For this reason, people suffering an attack often go to a hospital emergency room. Because tests can fail to reveal any physical causes of the attacks, families and friends often think the attack victim is pretending to be sick. But experts say people who are struggling with panic disorder are in need of deep understanding.

“Panic disorder should be considered a chronic disease. And families and friends shouldn’t say that they are being weak or they should overcome the disease with mental strength,” Yu said.

Panic disorder could lead to dangerous situations when it is not properly treated.

Jewelry designer Han Kyung-hee, whose name was changed for privacy, was driving her car when she suddenly felt like she was choking and dying. She also felt like her whole body was paralyzed. Her car eventually crashed into guardrail and she broke five ribs.

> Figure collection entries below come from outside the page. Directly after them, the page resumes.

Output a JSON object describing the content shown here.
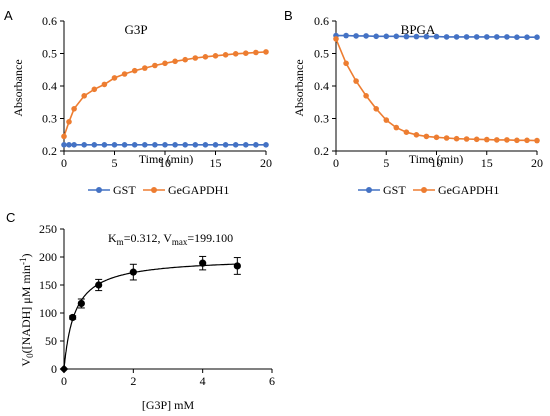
{
  "chart_data": [
    {
      "panel_label": "A",
      "type": "line",
      "title": "G3P",
      "xlabel": "Time (min)",
      "ylabel": "Absorbance",
      "xlim": [
        0,
        20
      ],
      "ylim": [
        0.2,
        0.6
      ],
      "xticks": [
        0,
        5,
        10,
        15,
        20
      ],
      "yticks": [
        0.2,
        0.3,
        0.4,
        0.5,
        0.6
      ],
      "grid": false,
      "legend_position": "bottom",
      "x": [
        0,
        0.5,
        1,
        2,
        3,
        4,
        5,
        6,
        7,
        8,
        9,
        10,
        11,
        12,
        13,
        14,
        15,
        16,
        17,
        18,
        19,
        20
      ],
      "series": [
        {
          "name": "GST",
          "color": "#4472C4",
          "values": [
            0.219,
            0.219,
            0.219,
            0.219,
            0.219,
            0.219,
            0.219,
            0.219,
            0.219,
            0.219,
            0.219,
            0.219,
            0.219,
            0.219,
            0.219,
            0.219,
            0.219,
            0.219,
            0.219,
            0.219,
            0.219,
            0.219
          ]
        },
        {
          "name": "GeGAPDH1",
          "color": "#ED7D31",
          "values": [
            0.245,
            0.29,
            0.33,
            0.37,
            0.39,
            0.405,
            0.425,
            0.437,
            0.447,
            0.455,
            0.463,
            0.47,
            0.476,
            0.481,
            0.486,
            0.49,
            0.493,
            0.496,
            0.499,
            0.501,
            0.503,
            0.505
          ]
        }
      ]
    },
    {
      "panel_label": "B",
      "type": "line",
      "title": "BPGA",
      "xlabel": "Time (min)",
      "ylabel": "Absorbance",
      "xlim": [
        0,
        20
      ],
      "ylim": [
        0.2,
        0.6
      ],
      "xticks": [
        0,
        5,
        10,
        15,
        20
      ],
      "yticks": [
        0.2,
        0.3,
        0.4,
        0.5,
        0.6
      ],
      "grid": false,
      "legend_position": "bottom",
      "x": [
        0,
        1,
        2,
        3,
        4,
        5,
        6,
        7,
        8,
        9,
        10,
        11,
        12,
        13,
        14,
        15,
        16,
        17,
        18,
        19,
        20
      ],
      "series": [
        {
          "name": "GST",
          "color": "#4472C4",
          "values": [
            0.555,
            0.555,
            0.554,
            0.554,
            0.553,
            0.553,
            0.553,
            0.552,
            0.552,
            0.552,
            0.552,
            0.551,
            0.551,
            0.551,
            0.551,
            0.551,
            0.551,
            0.551,
            0.55,
            0.55,
            0.55
          ]
        },
        {
          "name": "GeGAPDH1",
          "color": "#ED7D31",
          "values": [
            0.545,
            0.47,
            0.415,
            0.37,
            0.33,
            0.295,
            0.272,
            0.258,
            0.25,
            0.245,
            0.242,
            0.24,
            0.238,
            0.237,
            0.236,
            0.235,
            0.234,
            0.234,
            0.233,
            0.233,
            0.232
          ]
        }
      ]
    },
    {
      "panel_label": "C",
      "type": "scatter",
      "annotation": {
        "km_label": "K",
        "km_sub": "m",
        "km_value": "=0.312, V",
        "vmax_sub": "max",
        "vmax_value": "=199.100"
      },
      "xlabel": "[G3P] mM",
      "ylabel_main": "V",
      "ylabel_sub": "0",
      "ylabel_rest": "([NADH] μM min",
      "ylabel_sup": "-1",
      "ylabel_end": ")",
      "xlim": [
        0,
        6
      ],
      "ylim": [
        0,
        250
      ],
      "xticks": [
        0,
        2,
        4,
        6
      ],
      "yticks": [
        0,
        50,
        100,
        150,
        200,
        250
      ],
      "grid": false,
      "fit": {
        "model": "michaelis-menten",
        "km": 0.312,
        "vmax": 199.1
      },
      "points": [
        {
          "x": 0,
          "y": 0,
          "err": 0
        },
        {
          "x": 0.25,
          "y": 92,
          "err": 3
        },
        {
          "x": 0.5,
          "y": 117,
          "err": 8
        },
        {
          "x": 1,
          "y": 150,
          "err": 10
        },
        {
          "x": 2,
          "y": 173,
          "err": 14
        },
        {
          "x": 4,
          "y": 189,
          "err": 12
        },
        {
          "x": 5,
          "y": 184,
          "err": 15
        }
      ],
      "marker_color": "#000000"
    }
  ]
}
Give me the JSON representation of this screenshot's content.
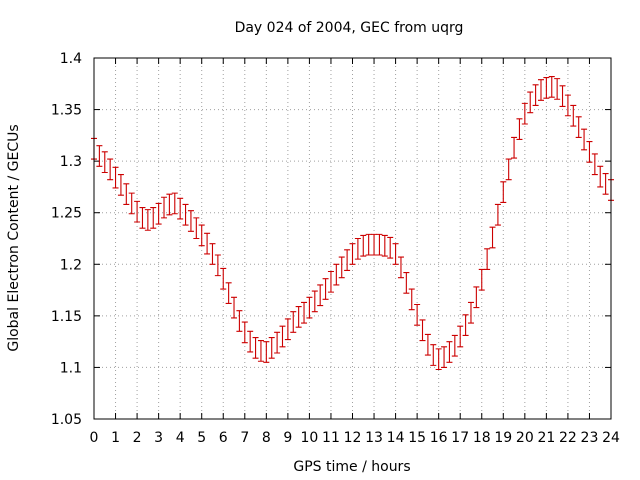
{
  "chart_data": {
    "type": "line",
    "title": "Day 024 of 2004, GEC from uqrg",
    "xlabel": "GPS time / hours",
    "ylabel": "Global Electron Content / GECUs",
    "xlim": [
      0,
      24
    ],
    "ylim": [
      1.05,
      1.4
    ],
    "xticks": [
      "0",
      "1",
      "2",
      "3",
      "4",
      "5",
      "6",
      "7",
      "8",
      "9",
      "10",
      "11",
      "12",
      "13",
      "14",
      "15",
      "16",
      "17",
      "18",
      "19",
      "20",
      "21",
      "22",
      "23",
      "24"
    ],
    "yticks": [
      "1.05",
      "1.1",
      "1.15",
      "1.2",
      "1.25",
      "1.3",
      "1.35",
      "1.4"
    ],
    "grid": true,
    "error_bar_half_width": 0.01,
    "colors": {
      "series": "#cc0000",
      "grid": "#a0a0a0",
      "axis": "#000000"
    },
    "series": [
      {
        "x": [
          0,
          0.25,
          0.5,
          0.75,
          1,
          1.25,
          1.5,
          1.75,
          2,
          2.25,
          2.5,
          2.75,
          3,
          3.25,
          3.5,
          3.75,
          4,
          4.25,
          4.5,
          4.75,
          5,
          5.25,
          5.5,
          5.75,
          6,
          6.25,
          6.5,
          6.75,
          7,
          7.25,
          7.5,
          7.75,
          8,
          8.25,
          8.5,
          8.75,
          9,
          9.25,
          9.5,
          9.75,
          10,
          10.25,
          10.5,
          10.75,
          11,
          11.25,
          11.5,
          11.75,
          12,
          12.25,
          12.5,
          12.75,
          13,
          13.25,
          13.5,
          13.75,
          14,
          14.25,
          14.5,
          14.75,
          15,
          15.25,
          15.5,
          15.75,
          16,
          16.25,
          16.5,
          16.75,
          17,
          17.25,
          17.5,
          17.75,
          18,
          18.25,
          18.5,
          18.75,
          19,
          19.25,
          19.5,
          19.75,
          20,
          20.25,
          20.5,
          20.75,
          21,
          21.25,
          21.5,
          21.75,
          22,
          22.25,
          22.5,
          22.75,
          23,
          23.25,
          23.5,
          23.75,
          24
        ],
        "values": [
          1.312,
          1.305,
          1.299,
          1.292,
          1.284,
          1.277,
          1.268,
          1.259,
          1.251,
          1.245,
          1.243,
          1.245,
          1.249,
          1.255,
          1.258,
          1.259,
          1.254,
          1.248,
          1.242,
          1.235,
          1.228,
          1.22,
          1.21,
          1.199,
          1.186,
          1.172,
          1.158,
          1.145,
          1.134,
          1.125,
          1.119,
          1.116,
          1.115,
          1.119,
          1.124,
          1.13,
          1.137,
          1.144,
          1.149,
          1.153,
          1.158,
          1.164,
          1.17,
          1.176,
          1.183,
          1.19,
          1.197,
          1.204,
          1.21,
          1.215,
          1.218,
          1.219,
          1.219,
          1.219,
          1.218,
          1.216,
          1.21,
          1.197,
          1.182,
          1.166,
          1.151,
          1.136,
          1.122,
          1.112,
          1.108,
          1.11,
          1.115,
          1.121,
          1.13,
          1.141,
          1.153,
          1.168,
          1.185,
          1.205,
          1.226,
          1.248,
          1.27,
          1.292,
          1.313,
          1.331,
          1.346,
          1.357,
          1.364,
          1.369,
          1.371,
          1.372,
          1.37,
          1.363,
          1.354,
          1.344,
          1.333,
          1.321,
          1.309,
          1.297,
          1.285,
          1.278,
          1.272
        ]
      }
    ]
  }
}
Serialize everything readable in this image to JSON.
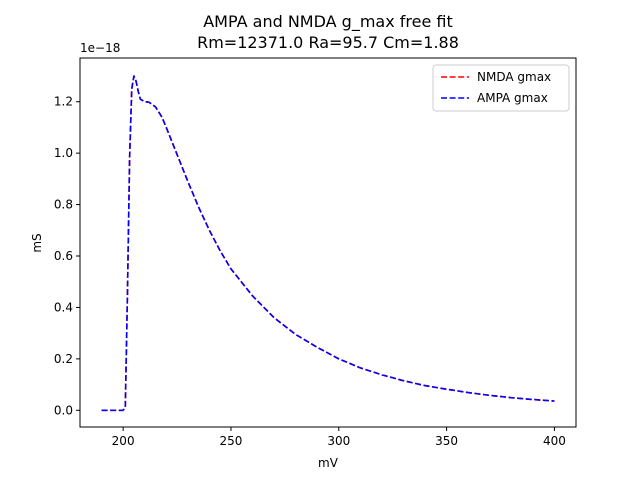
{
  "chart_data": {
    "type": "line",
    "title": "AMPA and NMDA g_max free fit",
    "subtitle": "Rm=12371.0 Ra=95.7 Cm=1.88",
    "xlabel": "mV",
    "ylabel": "mS",
    "y_offset_label": "1e−18",
    "xlim": [
      180,
      410
    ],
    "ylim": [
      -0.065,
      1.37
    ],
    "x_ticks": [
      200,
      250,
      300,
      350,
      400
    ],
    "x_tick_labels": [
      "200",
      "250",
      "300",
      "350",
      "400"
    ],
    "y_ticks": [
      0.0,
      0.2,
      0.4,
      0.6,
      0.8,
      1.0,
      1.2
    ],
    "y_tick_labels": [
      "0.0",
      "0.2",
      "0.4",
      "0.6",
      "0.8",
      "1.0",
      "1.2"
    ],
    "y_scale_factor": 1e-18,
    "grid": false,
    "legend_position": "top-right",
    "series": [
      {
        "name": "NMDA gmax",
        "color": "#ff0000",
        "style": "dashed",
        "x": [
          190,
          200,
          201,
          202,
          203,
          204,
          205,
          206,
          207,
          208,
          209,
          210,
          212,
          215,
          218,
          220,
          225,
          230,
          235,
          240,
          245,
          250,
          260,
          270,
          280,
          290,
          300,
          310,
          320,
          330,
          340,
          350,
          360,
          370,
          380,
          390,
          400
        ],
        "y": [
          0.0,
          0.0,
          0.01,
          0.45,
          0.98,
          1.25,
          1.3,
          1.28,
          1.24,
          1.21,
          1.205,
          1.2,
          1.198,
          1.18,
          1.14,
          1.1,
          0.995,
          0.89,
          0.79,
          0.7,
          0.62,
          0.55,
          0.445,
          0.36,
          0.295,
          0.245,
          0.2,
          0.165,
          0.138,
          0.115,
          0.096,
          0.082,
          0.069,
          0.058,
          0.049,
          0.042,
          0.036
        ]
      },
      {
        "name": "AMPA gmax",
        "color": "#0000ff",
        "style": "dashed",
        "x": [
          190,
          200,
          201,
          202,
          203,
          204,
          205,
          206,
          207,
          208,
          209,
          210,
          212,
          215,
          218,
          220,
          225,
          230,
          235,
          240,
          245,
          250,
          260,
          270,
          280,
          290,
          300,
          310,
          320,
          330,
          340,
          350,
          360,
          370,
          380,
          390,
          400
        ],
        "y": [
          0.0,
          0.0,
          0.01,
          0.45,
          0.98,
          1.25,
          1.3,
          1.28,
          1.24,
          1.21,
          1.205,
          1.2,
          1.198,
          1.18,
          1.14,
          1.1,
          0.995,
          0.89,
          0.79,
          0.7,
          0.62,
          0.55,
          0.445,
          0.36,
          0.295,
          0.245,
          0.2,
          0.165,
          0.138,
          0.115,
          0.096,
          0.082,
          0.069,
          0.058,
          0.049,
          0.042,
          0.036
        ]
      }
    ]
  }
}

Recurring panic attacks also might contribute to other problems, such as depression and alcoholism.

The best treatment for now is a combination of cognitive-behavioral therapy and medication. Anti-anxiety and anti-depression drugs calm the nervous system, but they are not a cure.

“There is this man who can’t swim. Then do you want to teach him how to swim or give him just an inflatable rubber tube? The same goes for panic disorder patients,” said Choi Young-hee who runs Metta Institute, a mental health clinic.

“Drugs achieve instant results, but they are like inflatable tubes. About 70 percent of panic disorder patients relapse after they stop medication.”

That’s why cognitive-behavioral therapy is required. It is designed to help people understand and control the thoughts that induce panic such as “I’m going to die” or “There’s no one I can turn to.”

The most important thing, however, is continuing with therapy and medication.

“Nearly half of the patients stop medication and therapy in six months,” said Yu. “And they get back to their old habits by drinking alcohol and coffee. Then the anxiety disorder recurs.”